El ejercicio democrático formal en Colombia tiene una historia no mayor a un siglo. Durante los procesos electorales la abstención registra un promedio del 52 por ciento y el voto por los candidatos de izquierda promedia 13,2 por ciento. En las elecciones presidenciales de 2018 la abstención descendió a 47 y el voto por la izquierda aumentó a 42 por ciento (Gráfico 4). Los resultados de procesos sociales cada vez más activos y demandantes de mejores condiciones de vida y democracia real, así como los resultados electorales de los últimos comicios presidenciales, como evidencia empírica, muestran un mayor grado de conciencia política y de confluencia de los movimientos sociales inspirados en la creación de nuevas formas de existencia humana y de desarrollo sostenible. En esta dinámica, las elecciones presidenciales de 2022 se ubican en medio de una coordenada espacio-temporal favorable a los programas de la izquierda democrática, con opción de ser gobierno por primera vez desde que existe el sufragio universal en el país.

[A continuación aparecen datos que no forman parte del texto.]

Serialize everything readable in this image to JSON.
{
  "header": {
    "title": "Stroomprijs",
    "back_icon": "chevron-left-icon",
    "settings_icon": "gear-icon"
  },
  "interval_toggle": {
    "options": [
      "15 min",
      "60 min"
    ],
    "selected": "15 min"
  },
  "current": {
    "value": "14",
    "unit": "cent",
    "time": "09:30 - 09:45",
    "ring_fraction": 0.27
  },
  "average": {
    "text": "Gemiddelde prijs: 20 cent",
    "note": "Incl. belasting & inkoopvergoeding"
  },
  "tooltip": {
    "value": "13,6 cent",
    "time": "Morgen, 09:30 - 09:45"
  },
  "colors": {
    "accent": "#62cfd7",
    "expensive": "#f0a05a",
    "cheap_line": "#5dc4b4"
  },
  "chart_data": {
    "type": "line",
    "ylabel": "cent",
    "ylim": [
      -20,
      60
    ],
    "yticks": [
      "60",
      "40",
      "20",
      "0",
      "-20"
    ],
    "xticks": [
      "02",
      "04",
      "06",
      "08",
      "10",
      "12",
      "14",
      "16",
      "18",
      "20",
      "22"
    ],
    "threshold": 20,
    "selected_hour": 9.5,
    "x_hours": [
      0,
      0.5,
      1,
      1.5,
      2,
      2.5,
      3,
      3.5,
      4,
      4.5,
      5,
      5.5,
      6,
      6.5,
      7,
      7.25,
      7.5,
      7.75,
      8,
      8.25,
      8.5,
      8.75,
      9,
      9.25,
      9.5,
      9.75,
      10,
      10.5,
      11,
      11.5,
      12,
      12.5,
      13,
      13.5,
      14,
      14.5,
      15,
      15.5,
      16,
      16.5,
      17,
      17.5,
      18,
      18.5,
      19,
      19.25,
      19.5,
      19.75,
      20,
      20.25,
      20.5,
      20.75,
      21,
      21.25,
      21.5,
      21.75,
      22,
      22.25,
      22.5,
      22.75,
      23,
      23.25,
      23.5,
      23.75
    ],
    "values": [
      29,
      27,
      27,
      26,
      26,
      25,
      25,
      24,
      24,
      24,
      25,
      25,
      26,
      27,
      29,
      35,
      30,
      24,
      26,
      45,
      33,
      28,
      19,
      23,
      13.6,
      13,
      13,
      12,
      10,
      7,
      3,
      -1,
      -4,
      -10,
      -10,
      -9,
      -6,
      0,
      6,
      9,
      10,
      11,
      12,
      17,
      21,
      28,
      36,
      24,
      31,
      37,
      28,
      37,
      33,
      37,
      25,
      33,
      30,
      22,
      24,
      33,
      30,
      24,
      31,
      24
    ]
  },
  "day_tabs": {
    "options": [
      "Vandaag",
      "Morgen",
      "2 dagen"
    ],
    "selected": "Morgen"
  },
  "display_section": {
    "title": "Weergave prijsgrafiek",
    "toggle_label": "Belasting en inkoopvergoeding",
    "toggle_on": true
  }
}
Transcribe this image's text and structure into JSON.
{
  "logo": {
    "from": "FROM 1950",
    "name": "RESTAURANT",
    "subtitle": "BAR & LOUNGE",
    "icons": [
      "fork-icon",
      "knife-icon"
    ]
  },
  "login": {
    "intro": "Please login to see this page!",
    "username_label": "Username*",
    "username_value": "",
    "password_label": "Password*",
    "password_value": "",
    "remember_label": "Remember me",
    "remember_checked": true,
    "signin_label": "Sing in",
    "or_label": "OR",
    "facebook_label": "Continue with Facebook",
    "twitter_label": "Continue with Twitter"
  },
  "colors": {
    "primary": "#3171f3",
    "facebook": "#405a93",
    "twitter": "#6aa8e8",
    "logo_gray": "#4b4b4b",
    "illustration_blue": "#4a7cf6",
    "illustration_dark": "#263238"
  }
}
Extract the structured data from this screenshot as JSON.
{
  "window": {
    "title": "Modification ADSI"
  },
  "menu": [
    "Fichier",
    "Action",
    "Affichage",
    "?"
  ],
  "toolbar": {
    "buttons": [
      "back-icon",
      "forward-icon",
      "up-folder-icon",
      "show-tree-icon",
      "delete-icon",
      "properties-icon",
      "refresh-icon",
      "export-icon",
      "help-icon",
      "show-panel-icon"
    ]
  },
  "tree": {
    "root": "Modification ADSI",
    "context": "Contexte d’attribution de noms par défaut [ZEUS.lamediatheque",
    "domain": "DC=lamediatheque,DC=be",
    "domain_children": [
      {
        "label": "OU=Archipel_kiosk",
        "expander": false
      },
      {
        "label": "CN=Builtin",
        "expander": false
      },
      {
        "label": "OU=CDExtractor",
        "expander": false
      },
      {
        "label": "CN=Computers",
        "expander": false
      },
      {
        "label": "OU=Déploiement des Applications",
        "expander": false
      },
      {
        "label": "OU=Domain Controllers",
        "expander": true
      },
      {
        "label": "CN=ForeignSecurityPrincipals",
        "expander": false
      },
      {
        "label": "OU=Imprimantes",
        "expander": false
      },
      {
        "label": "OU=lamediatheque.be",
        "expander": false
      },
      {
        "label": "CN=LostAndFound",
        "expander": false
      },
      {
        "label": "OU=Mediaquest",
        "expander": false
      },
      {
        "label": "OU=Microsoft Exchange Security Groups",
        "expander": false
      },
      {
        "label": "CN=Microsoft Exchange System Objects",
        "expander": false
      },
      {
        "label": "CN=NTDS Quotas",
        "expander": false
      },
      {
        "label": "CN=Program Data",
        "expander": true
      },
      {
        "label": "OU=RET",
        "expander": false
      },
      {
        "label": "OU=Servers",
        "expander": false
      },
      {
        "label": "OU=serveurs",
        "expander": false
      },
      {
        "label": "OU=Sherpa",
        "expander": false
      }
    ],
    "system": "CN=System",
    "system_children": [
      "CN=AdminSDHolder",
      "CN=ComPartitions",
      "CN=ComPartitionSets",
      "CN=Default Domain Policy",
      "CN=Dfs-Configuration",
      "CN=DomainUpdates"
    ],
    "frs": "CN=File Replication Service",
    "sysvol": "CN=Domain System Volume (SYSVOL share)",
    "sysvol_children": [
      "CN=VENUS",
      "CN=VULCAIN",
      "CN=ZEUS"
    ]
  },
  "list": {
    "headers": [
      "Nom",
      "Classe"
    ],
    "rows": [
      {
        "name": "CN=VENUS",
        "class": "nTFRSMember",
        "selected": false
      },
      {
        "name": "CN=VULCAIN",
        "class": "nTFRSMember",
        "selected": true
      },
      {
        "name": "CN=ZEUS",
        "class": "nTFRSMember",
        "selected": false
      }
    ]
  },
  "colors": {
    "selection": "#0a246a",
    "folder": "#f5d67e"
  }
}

No obstante, según la experiencia internacional –desde el mismo surgimiento del fascismo en los años 20 y 30 del siglo XX, y con lo que está en curso en Estados Unidos, Brasil y varios países europeos, podemos decir que la sociedad entra en un periodo de polarización hacia los extremos en el campo de la lucha política e ideológica de las clases sociales. También es muy posible un mayor giro a la derecha de las facciones que se ven amenazadas en sus ideologías y estatus sociales, propiedad y seguridad. La actual crisis económica-financiera, acelerada y profundizada por el covid-19 estimulará el fortalecimiento o resurgimiento de los grupos insurgentes, así como del paramilitarismo, organizaciones criminales y de la lumpen oligarquía, a la par de la delincuencia de todo tipo, lo que abre una ventana para una propuesta de mano dura que garantice tranquilidad –seguridad, a la par de recuperación económica y la fantasía de un retorno a la “normalidad” perdida. El uribismo, expresión de la extrema derecha fascista y lumpen, sabe moverse en esas aguas.

 

*** De acuerdo con los resultados de la encuesta ‘Coronavirus, perspectivas del consumidor de Colombia’, elaborada por McKinsey & Company, entre el 29 de abril y el 4 de mayo del presente año.